Para uma mais ampla perspetiva história, façamos aqui um parêntese para recuarmos até 711, quando se deu a invasão muçulmana na Península. Nessa altura os católicos eram infernais nas perseguições obsessivas às heresias. Por isso, o Islão foi uma benção, não apenas para os hereges cristãos, mas também para os judeus peninsulares que eram ferozmente perseguidos como deicidas, assassinos de Jesus. Acresce que nessa época os muçulmanos eram mais cultos, com um nível civilizacional muito superior ao dos cristãos católicos da Península. A influência do islamismo fez-se sentir mais no sul de Portugal do que no norte, incluindo a Galiza, onde dominava a heresia de Prisciliano. Sucede que na comunidade muçulmana, que veio para a Península, existiam também muitos mestres sufis, que eram o equivalente gnóstico do Islão. Ambas muito mais cultas que o cristianismo romano, ainda assim tiveram uma grande adesão popular. A sua origem no gnosticismo e filosofia neoplatónica, casavam bem com as tradições celtas próprias da vertente Atlântica. Praticavam o ideal da fraternidade humana, tinham reuniões noturnas e secretas e o seu ensinamento era iniciático, razão pela qual o voto de silêncio dos aderentes era total. As mulheres estavam completamente em pé de igualdade com os homens. Ora, "não havendo bela sem senão", é um facto que, no tempo da reconquista cristã, os abades de Cluny, vieram para a Península Ibérica com a missão de acabar com as crenças heréticas. E o alvo principal eram os moçárabes, os mais cultos. Mas as crenças religiosas não se mudam por decreto. 

Fechado o parêntese, deve dizer-se que o moçárabe era um cristão que fazia vida de árabe, mas conservava intacta a sua fé cristã. Por exemplo, o comércio marítimo à distância, era o género de vida típico dos árabes.
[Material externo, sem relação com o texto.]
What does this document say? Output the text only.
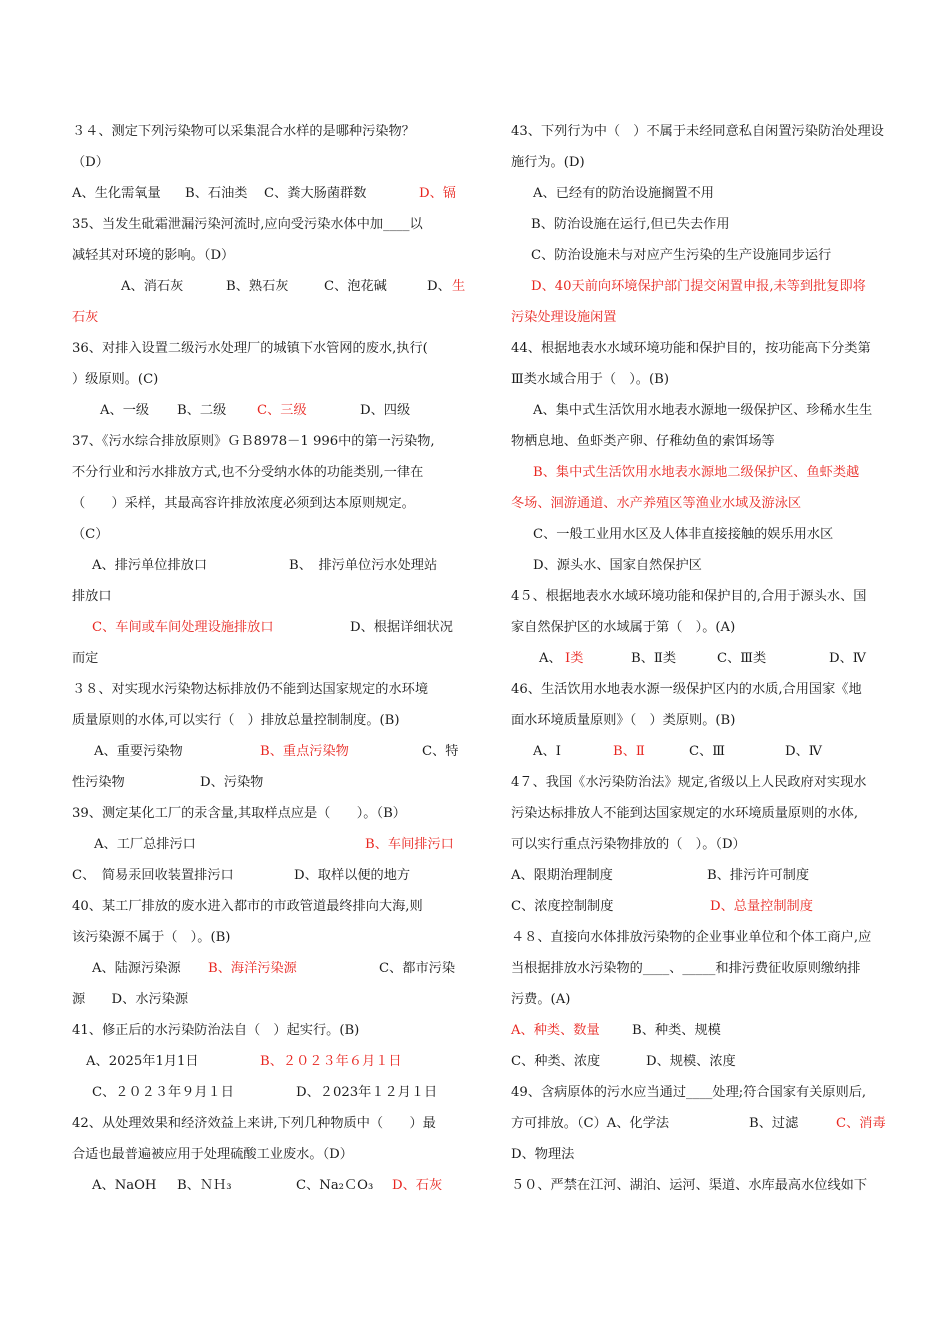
３４、测定下列污染物可以采集混合水样的是哪种污染物？
（D）
A、生化需氧量 B、石油类 C、粪大肠菌群数	D、镉
35、当发生砒霜泄漏污染河流时,应向受污染水体中加____以
减轻其对环境的影响。（D）
A、消石灰	B、熟石灰	C、泡花碱	D、 生
石灰
36、对排入设置二级污水处理厂的城镇下水管网的废水,执行(
）级原则。(C)
A、一级 B、二级 C、三级	D、四级
37、《污水综合排放原则》ＧＢ8978－1 996中的第一污染物,
不分行业和污水排放方式,也不分受纳水体的功能类别,一律在
（　　）采样，其最高容许排放浓度必须到达本原则规定。
（C）
A、排污单位排放口	B、　排污单位污水处理站
排放口
C、车间或车间处理设施排放口	D、根据详细状况
而定
３８、对实现水污染物达标排放仍不能到达国家规定的水环境
质量原则的水体,可以实行（　）排放总量控制制度。(B)
A、重要污染物	B、重点污染物	C、特
性污染物	D、污染物
39、测定某化工厂的汞含量,其取样点应是（　　）。（B）
A、工厂总排污口	B、车间排污口
C、　简易汞回收装置排污口	D、取样以便的地方
40、某工厂排放的废水进入都市的市政管道最终排向大海,则
该污染源不属于（　）。(B)
A、陆源污染源 B、海洋污染源	C、都市污染
源　　D、水污染源
41、修正后的水污染防治法自（　）起实行。(B)
A、2025年1月1日	B、２０２３年６月１日
C、２０２３年９月１日	D、２023年１２月１日
42、从处理效果和经济效益上来讲,下列几种物质中（　　）最
合适也最普遍被应用于处理硫酸工业废水。（D）
A、NaOH B、ＮＨ₃	C、Na₂ＣO₃ D、石灰
43、下列行为中（　）不属于未经同意私自闲置污染防治处理设
施行为。(D)
A、已经有的防治设施搁置不用
B、防治设施在运行,但已失去作用
C、防治设施未与对应产生污染的生产设施同步运行
D、40天前向环境保护部门提交闲置申报,未等到批复即将
污染处理设施闲置
44、根据地表水水域环境功能和保护目的，按功能高下分类第
Ⅲ类水域合用于（　）。(B)
A、集中式生活饮用水地表水源地一级保护区、珍稀水生生
物栖息地、鱼虾类产卵、仔稚幼鱼的索饵场等
B、集中式生活饮用水地表水源地二级保护区、鱼虾类越
冬场、洄游通道、水产养殖区等渔业水域及游泳区
C、一般工业用水区及人体非直接接触的娱乐用水区
D、源头水、国家自然保护区
4５、根据地表水水域环境功能和保护目的,合用于源头水、国
家自然保护区的水域属于第（　）。(A)
A、 Ⅰ类	B、Ⅱ类	C、Ⅲ类	D、Ⅳ
46、生活饮用水地表水源一级保护区内的水质,合用国家《地
面水环境质量原则》（　）类原则。(B)
A、Ⅰ	B、Ⅱ	C、Ⅲ	D、Ⅳ
4７、我国《水污染防治法》规定,省级以上人民政府对实现水
污染达标排放人不能到达国家规定的水环境质量原则的水体,
可以实行重点污染物排放的（　）。（D）
A、限期治理制度	B、排污许可制度
C、浓度控制制度	D、总量控制制度
４８、直接向水体排放污染物的企业事业单位和个体工商户,应
当根据排放水污染物的____、_____和排污费征收原则缴纳排
污费。(A)
A、种类、数量 B、种类、规模
C、种类、浓度	D、规模、浓度
49、含病原体的污水应当通过____处理;符合国家有关原则后,
方可排放。（C）A、化学法	B、过滤	C、消毒
D、物理法
５０、严禁在江河、湖泊、运河、渠道、水库最高水位线如下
E é aqui que se dá um facto curioso, pois muitos dos navegadores portugueses eram de origem moçárabeD. Afonso Henriques, anos depois da conquista de Lisboa aos mouros, em cumplicidade com muçárabes, mandou trazer as relíquias de S.Vicente da zona de Sagres para Lisboa. Hoje, por dentro da atual Igreja de S. Vicente de Fora, pode-se ver as ruínas do templo primitivo. Não deve ter sido por acaso que S. Vicente viria a tornar-se o protetor da navegação, tendo o seu culto sido muito importante durante o período dos Descobrimentos.